When we built the deed-search agent for the Leuven notary office, the thing we kept hitting was that folder-reshuffle problem. We solved it by wiring a small rclone job from their DMS into R2 so the reindex story belonged to Cloudflare and not to us. That kind of pipeline-glue is most of what an honest AI agents build looks like once the demo is over.
Key takeaway
For a small EU office, pick the retrieval layer whose reindex story survives a folder reorganisation done by someone who did not tell you about it.
FAQ
Do I have to choose just one of these three?
No, but mixing managed and self-hosted retrieval doubles the ops surface for a small office. Pick one and own it. The decision should be driven by who handles reindex, not by stack purity.
Is Anthropic file-search workable for EU compliance at all?

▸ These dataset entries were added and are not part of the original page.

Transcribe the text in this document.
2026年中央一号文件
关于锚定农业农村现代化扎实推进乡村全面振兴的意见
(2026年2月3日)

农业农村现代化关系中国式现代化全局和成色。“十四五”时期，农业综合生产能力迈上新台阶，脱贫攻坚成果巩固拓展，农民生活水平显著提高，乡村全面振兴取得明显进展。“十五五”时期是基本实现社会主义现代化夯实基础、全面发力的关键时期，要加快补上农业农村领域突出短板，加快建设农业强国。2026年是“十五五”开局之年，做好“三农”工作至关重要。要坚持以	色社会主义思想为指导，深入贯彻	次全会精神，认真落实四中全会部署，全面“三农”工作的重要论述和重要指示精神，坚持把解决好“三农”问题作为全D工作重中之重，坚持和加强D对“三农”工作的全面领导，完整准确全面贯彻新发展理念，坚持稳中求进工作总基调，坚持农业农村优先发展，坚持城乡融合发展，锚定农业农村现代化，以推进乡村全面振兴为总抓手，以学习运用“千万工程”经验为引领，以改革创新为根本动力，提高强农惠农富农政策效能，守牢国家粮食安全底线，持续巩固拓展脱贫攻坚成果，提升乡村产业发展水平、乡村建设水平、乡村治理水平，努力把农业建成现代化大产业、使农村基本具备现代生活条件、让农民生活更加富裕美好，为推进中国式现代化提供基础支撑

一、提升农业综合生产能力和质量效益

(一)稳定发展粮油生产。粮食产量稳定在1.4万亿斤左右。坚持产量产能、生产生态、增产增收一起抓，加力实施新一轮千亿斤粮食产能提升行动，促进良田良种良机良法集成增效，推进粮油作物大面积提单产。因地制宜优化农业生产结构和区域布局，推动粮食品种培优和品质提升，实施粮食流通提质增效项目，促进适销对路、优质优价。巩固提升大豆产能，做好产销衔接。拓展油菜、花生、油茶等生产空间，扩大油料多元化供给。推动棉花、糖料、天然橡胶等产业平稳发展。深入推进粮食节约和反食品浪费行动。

Yes for many use cases, under their DPA and EU standard contractual clauses. For high-sensitivity sectors like notary or healthcare the compliance conversation gets harder, and EU-hosted alternatives are easier to defend.
What does 'reindex when a partner reorganises folders' actually involve?
Re-embedding any document whose path or metadata changed, removing stale vectors, and updating citation links so the agent cites filenames that still exist. Automatic with a bucket-watcher, manual with most file-API stacks.
Why not just use the embedding model from the LLM vendor for the self-hosted option?
You can. We tend to prefer an EU-hosted encoder when sovereignty is the whole reason you went self-hosted in the first place. Otherwise you reintroduce the cross-border processing question at the embedding step.